Two national newspaper groups have obtained summary judgment over libel claims brought by a former senior social worker.
However, Associated Newspapers, publisher of the MailOnline website, and News Group Newspapers, publisher of The Sun, did not attack Carol Carruthers’ claims for misuse of private information and/or data protection and so these will continue.
When the articles were published in March 2017, the claimant was employed by Haringey Council. She held the posts of Deputy Assistant Director of Children's Safeguarding and Head of Services for Children In Need of Support and Protection.
The newspapers claimed Carruthers had sent, whilst at work, sexual images and sexual texts to an unknown man she met on an online dating website. They also mentioned that she had been “boss in charge of child welfare at Haringey Council at the time of the Baby P case, and at the Victoria Climbie case”.
Carruthers contended that, as a result of the publication of the articles, she was suspended and she later resigned.
In Carruthers v Associated Newspapers Ltd  EWHC 33 (QB) Mr Justice Nicklin said: “I understand why the Claimant believes that the juxtaposition of the allegations made against her about the sending of messages and photographs with reports of the Baby P and Victoria Climbie cases might lead some readers to make a connection between these two matters.
“However, for the purposes of defamation, the Court must fix the meaning that the hypothetical reasonable reader would understand the relevant article to bear. As I have noted, there is necessarily some artificiality in this process. Some people do not read much of an article beyond the headline and the first few paragraphs before moving on to the next article. But the law has established, clearly, in Charleston, that such readers are not reasonable readers. The notional ordinary reasonable reader is taken to have read all of the article.”
Mr Justice Nicklin added: “In my judgment, in relation to the articles published by both Defendants, the hypothetical ordinary reasonable reader, having read the whole of the relevant article, could not conclude that the Claimant was in any way connected with the Baby P and Victoria Climbie cases, other than the fact that she worked for the Council.
“Although there is undoubted juxtaposition of the two strands in the articles, neither of them could be read as suggesting a connection between these strands. The historic failures in relation to Baby P and Victoria Climbie happened over between 11 and 18 years ago whereas the events concerning the Claimant are recent events and are the basis of (and reason for) publication of the articles (as is clear, for example, from the headlines). The ordinary reasonable reader could not understand the First NGN print and online Articles to allege that the Claimant posed a 'serious danger and risk to vulnerable children in her charge'. That is a forced and unreasonable meaning.”

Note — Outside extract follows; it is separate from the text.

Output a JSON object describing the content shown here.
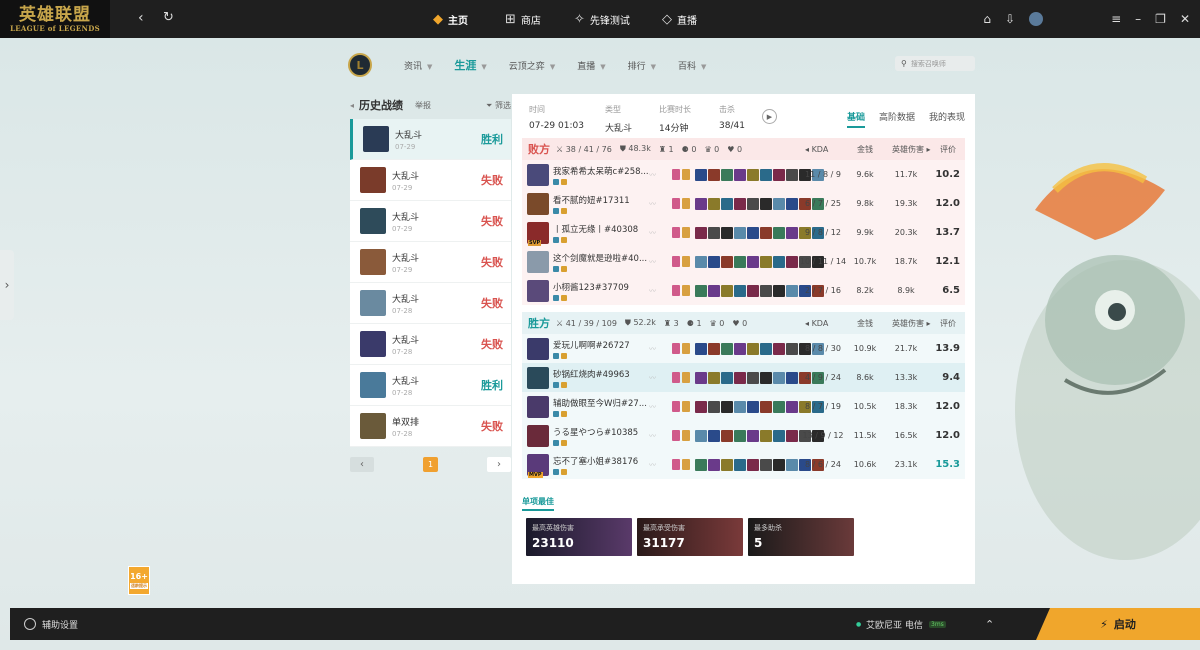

The judge said that the fact that the claimant worked for the council that was responsible for the historic failures in the two notorious cases did not contribute any element of the defamatory sting to the meaning the articles bore about her. “It is that meaning upon which the Court must focus and ascertain.”
The judge said that the meaning of the articles was:
i) the claimant, who held a senior post in Haringey Council, whilst at work, had sent several sexual messages and images she had taken of herself to a man she met on a dating website; and
ii) the sending of these messages and images, whilst she was at work, was inappropriate and unprofessional behaviour for someone in the claimant's position.
“Applying the principles regarding the proper determination of allegations of fact and expressions of opinion, my conclusion is that, in each case, meaning (i) is factual and not defamatory and meaning (ii) is an expression of opinion,” the judge said.
“In each article, the fact that the Claimant had sent the messages/pictures whilst she was at work is not something that is stated to be a breach of the Council's rules. Therefore, the expression of condemnation is a value judgment on that conduct and would readily have been recognised as such. It is not a requirement for any potential honest opinion defence, but, in this instance, readers of each article could make up their own minds about whether they thought the conduct of the Claimant was worthy of the expressed criticism.”
Both defendants contended that they should be granted summary judgment on the basis that there was no real prospect that a defence of honest opinion would fail.
Mr Justice Nicklin said an honest person plainly could express the opinions, in paragraph (ii) of each of the meanings he had found, based on the facts admitted in the claimant's evidence. The claimant had no real prospect of succeeding on this issue.
The judge concluded that the newspapers were entitled to summary judgment on the claimant's defamation claims against them.